If you want to get better at something, the practice needs 3 key features.
The first is repetition. This is what you are used to doing in practice. It's the repeated soccer drills, the rereading of your notes, or the memorizing your speech. This is a step you can't skip, because it helps you nail the fundamentals.
The second is variation.
You leverage it once the fundamentals are down, because you want to see how the fundamentals work in different situations.
The best way to introduce variation is to introduce constraints. It's forcing yourself to only pass with one foot, playing small-sided games, flash cards, or practicing your talk when you're finished working out to mimic the physiological arousal of being on stage in a novel situation.
Variation builds a richer mental model of the ways to execute.
Neuroscience is converging around the theory of predictive processing. The basic idea is that the world we perceive is based on our mental model of a given situation — not the stimuli exactly as they are. Building a richer mental model allows you to perceive dynamic situations more accurately and select correct actions more often, based on what you've done before (called "priors").
If repetition builds the base model for the movement, variation expands the model under different conditions.
The final feature is representativeness. That means that the practice looks like the performance. It's scrimmages, practice tests, and dress rehearsals. Representative practice helps all that repetition and variation transfer to the performance itself.
Most people stop at the first step, and then hope the fundamentals work out in the performance itself.

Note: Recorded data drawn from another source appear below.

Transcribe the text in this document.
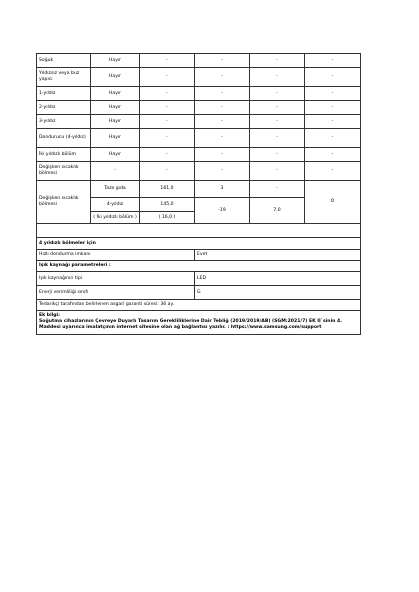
Soğuk	Hayır	-	-	-	-
Yıldızsız veya buz yapıcı	Hayır	-	-	-	-
1-yıldız	Hayır	-	-	-	-
2-yıldız	Hayır	-	-	-	-
3-yıldız	Hayır	-	-	-	-
Dondurucu (4-yıldız)	Hayır	-	-	-	-
İki yıldızlı bölüm	Hayır	-	-	-	-
Değişken sıcaklık bölmesi	-	-	-	-	-
Değişken sıcaklık bölmesi	Taze gıda	161,0	3	-	O
	4-yıldız	145,0	-19	7,0	
	( İki yıldızlı bölüm )	( 16,0 )			

4 yıldızlı bölmeler için					
Hızlı dondurma imkanı			Evet		
Işık kaynağı parametreleri :					
Işık kaynağının tipi			LED		
Enerji verimliliği sınıfı			G		
Tedarikçi tarafından belirlenen asgari garanti süresi: 36 ay.					

Ek bilgi:
Soğutma cihazlarının Çevreye Duyarlı Tasarım Gerekliliklerine Dair Tebliğ (2019/2019/AB) (SGM:2021/7) EK II`sinin 4. Maddesi uyarınca imalatçının internet sitesine olan ağ bağlantısı yazılır. : https://www.samsung.com/support					
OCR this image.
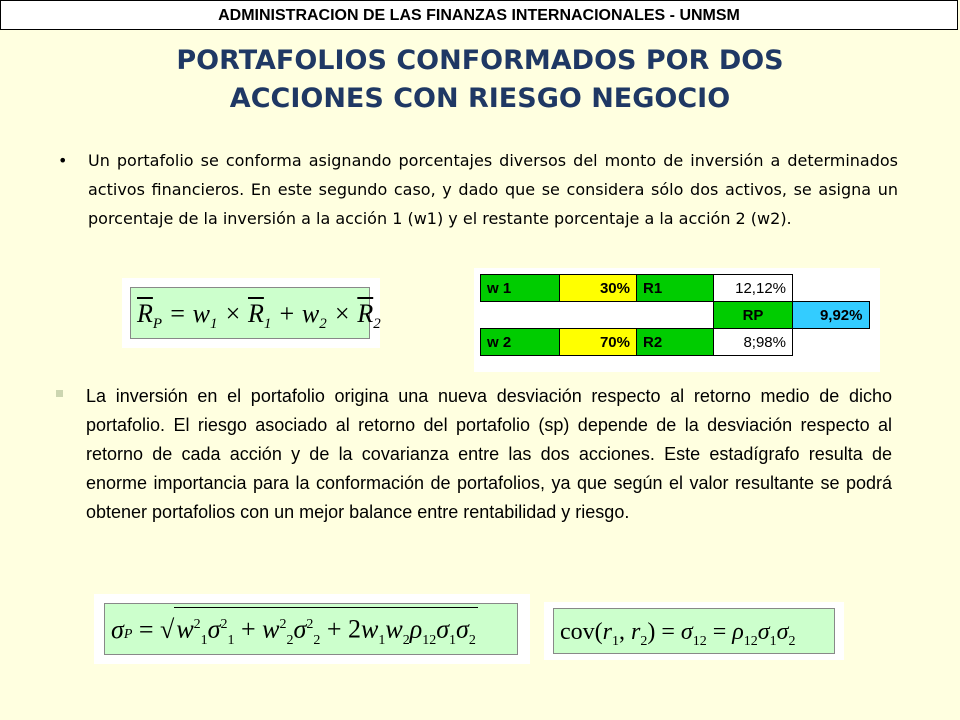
ADMINISTRACION DE LAS FINANZAS INTERNACIONALES - UNMSM
PORTAFOLIOS CONFORMADOS POR DOS
ACCIONES CON RIESGO NEGOCIO
• Un portafolio se conforma asignando porcentajes diversos del monto de inversión a determinados activos financieros. En este segundo caso, y dado que se considera sólo dos activos, se asigna un porcentaje de la inversión a la acción 1 (w1) y el restante porcentaje a la acción 2 (w2).
$\overline{R}_P = w_1 \times \overline{R}_1 + w_2 \times \overline{R}_2$
w 1	30%	R1	12,12%	
			RP	9,92%
w 2	70%	R2	8;98%	
La inversión en el portafolio origina una nueva desviación respecto al retorno medio de dicho portafolio. El riesgo asociado al retorno del portafolio (sp) depende de la desviación respecto al retorno de cada acción y de la covarianza entre las dos acciones. Este estadígrafo resulta de enorme importancia para la conformación de portafolios, ya que según el valor resultante se podrá obtener portafolios con un mejor balance entre rentabilidad y riesgo.
$\sigma P = √w^2_1\sigma^2_1 + w^2_2\sigma^2_2 + 2w_1w_2\rho_{12}\sigma_1\sigma_2$	$cov(r_1$, $r_2) = \sigma_{12} = \rho_{12}\sigma_1\sigma_2$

If you want an edge, take the time to leverage all 3 types of practice.
You'll be more confident in the performance, be better prepared, and execute with greater flow.
You'll perform better.
If you want to try this today, here's how:
1. Pick a skill you want to build.
2. Design a task to practice repeatedly.
3. Then, think about a constraint you could use, and set aside time to practice in those constraints.
4. Finally, design a simulation for yourself. Again, think dress rehearsal or scrimmage. As close to performance as possible.
5,. Each day, track your progress. Ask yourself what you want to keep doing, do differently, and what you've learned.